Frana a Quezzi, gli sfollati tornano a casa. E scoppia la polemica sui lavori

Meno di 24 ore dopo il cedimento di un muro di contenimento, i residenti del palazzo di via Portazza e dei due adiacenti sono rientrati nelle loro abitazioni. Ma dopo il primo intervento del Comune, tocca a loro metterlo in sicurezza

Sono potuti rientrare nelle proprie abitazioni i quasi 200 sfollati che nella notte tra sabato e domenica le hanno dovuto abbandonare in fretta e furia nel cuore della notte dopo che parte del terreno è franato sotto un palazzo al numero 65 di via Portazza, nel quartiere di Quezzi.

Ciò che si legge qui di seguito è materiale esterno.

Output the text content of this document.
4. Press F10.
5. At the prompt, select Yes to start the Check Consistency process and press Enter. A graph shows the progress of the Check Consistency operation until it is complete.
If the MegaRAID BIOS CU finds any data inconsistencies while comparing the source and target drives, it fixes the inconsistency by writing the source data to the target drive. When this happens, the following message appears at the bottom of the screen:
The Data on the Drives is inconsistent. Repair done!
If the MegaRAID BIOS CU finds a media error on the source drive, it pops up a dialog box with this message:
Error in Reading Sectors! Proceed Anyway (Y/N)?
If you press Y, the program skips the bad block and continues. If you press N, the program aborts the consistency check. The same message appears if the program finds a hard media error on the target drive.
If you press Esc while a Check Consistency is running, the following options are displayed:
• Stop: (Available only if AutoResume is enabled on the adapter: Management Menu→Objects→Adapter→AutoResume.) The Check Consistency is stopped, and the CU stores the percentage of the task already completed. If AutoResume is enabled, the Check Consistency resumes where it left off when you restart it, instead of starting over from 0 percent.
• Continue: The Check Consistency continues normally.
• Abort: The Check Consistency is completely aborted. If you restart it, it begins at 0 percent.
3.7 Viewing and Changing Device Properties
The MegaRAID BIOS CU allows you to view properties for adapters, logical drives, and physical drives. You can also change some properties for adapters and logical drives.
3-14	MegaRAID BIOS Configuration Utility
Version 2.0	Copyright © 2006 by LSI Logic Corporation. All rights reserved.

Le 168 persone fatte evacuare, 30 residenti nell’edificio di via Portazza, costruito proprio sul letto del Fereggiano e da cui si è staccato un intero costone di collina dopo il cedimento di uno dei muri di contenimento, e gli altri 138 residenti nei due adiacenti dei civici 20 e 106 di via Daneo, sono rientrate nelle loro case meno di 24 ore dopo esserne uscite, dopo un intervento lampo di Comune, Protezione Civile e Vigili del fuoco, che hanno messo in sicurezza il materiale franoso scivolato nel letto del Fereggiano e poi dato agibilità a tutti e tre gli edifici. 

VIDEO | Quezzi, frana la collina: tre palazzi a rischio

Le famiglie sfollate hanno dunque potuto fare ritorno a casa dopo una notte di paura trascorsa chi da amici e parenti, chi in un centro di accoglienza organizzato nel circolo Arci Piero Pinetti. Ma stando alle parole dell’assessore comunale ai Lavori Pubblici, Gianni Crivello (uno dei primi ad arrivare sul luogo della frana, insieme con il sindaco, Marco Doria), l’intervento di Tursi potrebbe limitarsi a quello già portato a termine con l’installazione di teli impermeabili sul versante franato per eventuali altri cedimenti. Gli interventi definitivi di messa in sicurezza, infatti, sarebbero di competenza dei privati, titolari del muro e discendenti in parte da chi ha deciso di costruire il palazzo proprio sopra il letto di un torrente che nel 2011, esondando, uccise 6 persone in una devastante piena.

Il punto, sottolineano dal Comune, supportato dalla Regione, è che la frana non sarebbe stata causata dalle piogge cadute nei due giorni appena trascorsi di allerta rossa, ma da una situazione precedente, una frana cui Tursi aveva risposto con un’ingiunzione all’amministrazione di condominio affinché intervenisse d’urgenza per sgomberare l’alveo del torrente, e con l’apertura di un primo cantiere nel non ricevere risposta: «L'intervento è stato immediato - ha sottolineato il sindaco Doria - E' una situazione complicatissima, colpa di come è stata costruita la città, frutto della cementificazione».

Ai privati, dunque, l’onere di pagare i danni, anche se esisterebbe una relazione tecnica, relativa proprio all’alluvione del 2011, in cui già si sottolineava la forte instabilità di via Portazza, che in caso di forti piogge si trasforma a sua volta in fiume che va a ingrossare il Fereggiano. Da capire, adesso, le responsabilità, che potrebbero venire stabilite dalla Procura dopo l’eventuale apertura di un fascicolo su quanto accaduto.